Pin1 inhibitory activities were measured at 10 °C by protease-coupled assay as reported previous [24]. Suc-Ala-Glu-cis-Pro-Phe-4-nitroaniline (Bachem, Bubendorf, Switzerland) in 0.47 mol/L, LiCl/trifluoroethanol was used as the substrate. The assay buffer (860 μL of 35 mM HERES at pH 7.8), Pin1 (20 μL, Bought from Sino Biological Inc., Beijing, China) and target compounds (10 μL of varying comcentrations in DMSO) were pre-equilibtated in the cuvette at 10 °C for 30 min. Then, 150 uL of ice-cooled chymotrypsin (60 mg/mL in 0.001 M/HCl) was added and mixed immediately. Additional substrate (40 μL) was added to start the assay and the reaction was monitored by absorbance at 390 nm for 90 s. For each compound, four concentrations (10 μM, 3.3 μM, 1.1 μM, 0.37 μM) were chosen, and the assay was performed in duplicate. The data was analyzed by Graphpad Prism 6.0.

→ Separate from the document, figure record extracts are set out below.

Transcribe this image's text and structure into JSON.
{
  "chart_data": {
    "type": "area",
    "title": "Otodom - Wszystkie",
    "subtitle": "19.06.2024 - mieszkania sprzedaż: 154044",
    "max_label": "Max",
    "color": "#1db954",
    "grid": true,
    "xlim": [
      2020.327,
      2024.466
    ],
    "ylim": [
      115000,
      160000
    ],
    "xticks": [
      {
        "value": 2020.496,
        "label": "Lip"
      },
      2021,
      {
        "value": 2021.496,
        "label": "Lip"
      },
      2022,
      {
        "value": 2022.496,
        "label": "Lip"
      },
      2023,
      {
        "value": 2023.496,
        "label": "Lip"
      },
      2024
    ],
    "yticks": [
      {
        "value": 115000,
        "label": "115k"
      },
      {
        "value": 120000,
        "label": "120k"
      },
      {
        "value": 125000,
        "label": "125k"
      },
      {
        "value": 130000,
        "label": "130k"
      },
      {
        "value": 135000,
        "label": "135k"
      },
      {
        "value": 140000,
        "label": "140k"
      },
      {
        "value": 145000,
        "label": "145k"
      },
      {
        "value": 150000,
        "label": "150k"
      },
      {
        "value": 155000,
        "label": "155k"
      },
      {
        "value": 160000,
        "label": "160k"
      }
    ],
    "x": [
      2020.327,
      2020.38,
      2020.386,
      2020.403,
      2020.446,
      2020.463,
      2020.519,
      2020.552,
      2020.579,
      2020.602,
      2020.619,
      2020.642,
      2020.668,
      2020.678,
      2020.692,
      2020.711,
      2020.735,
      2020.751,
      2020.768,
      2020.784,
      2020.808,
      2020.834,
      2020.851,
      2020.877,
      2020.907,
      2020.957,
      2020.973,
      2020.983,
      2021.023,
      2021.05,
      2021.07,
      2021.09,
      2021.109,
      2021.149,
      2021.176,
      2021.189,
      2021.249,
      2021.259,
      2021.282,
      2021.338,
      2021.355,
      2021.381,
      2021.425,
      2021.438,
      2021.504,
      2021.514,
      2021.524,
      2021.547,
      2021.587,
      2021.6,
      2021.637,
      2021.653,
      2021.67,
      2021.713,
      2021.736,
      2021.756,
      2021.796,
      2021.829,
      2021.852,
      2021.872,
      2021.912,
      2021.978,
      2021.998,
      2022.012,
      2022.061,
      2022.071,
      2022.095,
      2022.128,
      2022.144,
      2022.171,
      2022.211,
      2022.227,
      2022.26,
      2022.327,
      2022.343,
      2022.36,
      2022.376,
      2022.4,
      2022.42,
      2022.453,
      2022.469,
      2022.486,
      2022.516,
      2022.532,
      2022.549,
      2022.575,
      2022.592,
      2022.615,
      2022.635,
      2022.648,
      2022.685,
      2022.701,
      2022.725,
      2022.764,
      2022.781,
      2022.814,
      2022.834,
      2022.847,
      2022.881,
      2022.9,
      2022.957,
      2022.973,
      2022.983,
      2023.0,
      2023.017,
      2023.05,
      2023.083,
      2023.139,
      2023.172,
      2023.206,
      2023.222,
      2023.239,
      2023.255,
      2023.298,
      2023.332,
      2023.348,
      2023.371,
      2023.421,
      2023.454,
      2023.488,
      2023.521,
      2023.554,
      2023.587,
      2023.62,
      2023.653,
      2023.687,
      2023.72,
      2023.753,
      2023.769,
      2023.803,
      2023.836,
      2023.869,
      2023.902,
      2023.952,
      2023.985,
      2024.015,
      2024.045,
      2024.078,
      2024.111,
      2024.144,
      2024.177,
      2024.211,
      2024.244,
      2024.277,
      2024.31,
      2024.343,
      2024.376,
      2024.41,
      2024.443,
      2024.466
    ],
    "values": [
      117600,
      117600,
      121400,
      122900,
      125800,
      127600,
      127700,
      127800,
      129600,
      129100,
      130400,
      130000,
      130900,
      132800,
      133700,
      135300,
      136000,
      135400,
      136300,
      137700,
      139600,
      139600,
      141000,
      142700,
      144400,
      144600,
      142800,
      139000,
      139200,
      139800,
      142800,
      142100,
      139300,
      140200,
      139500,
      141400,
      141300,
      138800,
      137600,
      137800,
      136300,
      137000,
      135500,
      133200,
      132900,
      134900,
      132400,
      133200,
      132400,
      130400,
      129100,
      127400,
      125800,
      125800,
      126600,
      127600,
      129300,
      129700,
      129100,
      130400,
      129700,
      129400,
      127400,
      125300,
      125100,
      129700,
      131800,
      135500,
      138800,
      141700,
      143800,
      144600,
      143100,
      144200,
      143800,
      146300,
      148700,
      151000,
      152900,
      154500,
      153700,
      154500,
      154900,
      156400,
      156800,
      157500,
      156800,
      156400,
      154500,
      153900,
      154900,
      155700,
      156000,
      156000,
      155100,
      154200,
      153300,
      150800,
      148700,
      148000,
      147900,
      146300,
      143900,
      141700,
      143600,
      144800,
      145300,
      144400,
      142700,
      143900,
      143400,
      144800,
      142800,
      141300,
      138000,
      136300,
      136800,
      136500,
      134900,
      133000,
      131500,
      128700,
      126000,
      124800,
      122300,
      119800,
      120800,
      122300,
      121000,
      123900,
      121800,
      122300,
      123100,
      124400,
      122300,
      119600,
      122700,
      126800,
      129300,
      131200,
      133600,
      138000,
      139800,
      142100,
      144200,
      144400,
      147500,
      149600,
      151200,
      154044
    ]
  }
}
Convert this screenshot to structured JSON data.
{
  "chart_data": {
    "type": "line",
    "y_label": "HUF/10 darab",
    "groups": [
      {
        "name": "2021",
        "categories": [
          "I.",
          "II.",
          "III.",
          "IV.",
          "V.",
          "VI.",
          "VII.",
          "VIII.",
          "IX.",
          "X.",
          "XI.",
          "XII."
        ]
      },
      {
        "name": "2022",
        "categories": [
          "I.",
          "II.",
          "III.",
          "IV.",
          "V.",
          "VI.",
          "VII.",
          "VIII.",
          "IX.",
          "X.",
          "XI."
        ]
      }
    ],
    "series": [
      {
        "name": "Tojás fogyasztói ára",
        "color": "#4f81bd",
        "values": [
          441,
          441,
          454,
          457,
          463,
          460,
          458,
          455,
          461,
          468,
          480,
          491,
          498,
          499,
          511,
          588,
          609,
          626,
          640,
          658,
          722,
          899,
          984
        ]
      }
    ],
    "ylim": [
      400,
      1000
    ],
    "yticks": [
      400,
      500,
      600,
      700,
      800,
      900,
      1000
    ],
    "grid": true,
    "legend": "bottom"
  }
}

3.3. In Vitro Anti-Proliferative Assay

The tested cells were plated in 96-well microtiter plates with a density of 2,000 cells/well and incubated in a humidified atmosphere with 5% CO₂ at 37 °C for 24 h. The cells were then exposed to tested compounds of different concentrations in triplicate. After incubated for 96 h, 50 μL of 3-(4,5-dimethylthiazol-2-yl)-2,5-diphenyltetrazolium bromide (MTT) solution (2 mg/mL) was added to each well and incubated for an additional 4 h. Then the suspernatant was discarded and the fromazan was dissolved in 200 μL of dimethyl sulfoxide (DMSO). The plate was oscillated subtly at room temperature for 10 min before the absorbance was measured at 570 nm by a microplate reader. Cell inhibitory ratio was calculated with the following formula:

Inhibitory Rate (%) = [(Acontrol − Atreated)/Acontrol] × 100%

(1)

The GI₅₀ was determined as the concentration that caused half inhibition of cell proliferation. All experiments were performed three times independently, and the results were reported presented as the mean.

4. Conclusions

We report herein the design and synthesis of some novel benzimidazole derivatives as potent Pin1 inhibitors. Among the 28 compounds, 6h and 13g were the most potent Pin1 inhibitors, with IC₅₀ values of 0.64 and 0.37 μM, respectively. In vitro antiproliferative assays demonstrated that compounds 6d, 6g, 6h, 6n, 6o and 7c exhibited moderate antiproliferative activity against human prostate cancer PC-3 cells with GI₅₀ values between 9.89 to 28.57 μM. This unique benzimidazole scaffold demonstrated great potential to be further explored as a source of potent Pin1 inhibitors with improved potency. Efforts are ongoing to further optimize and provide a systematic structure-activity analysis of the active positions and the results will be reported in due course.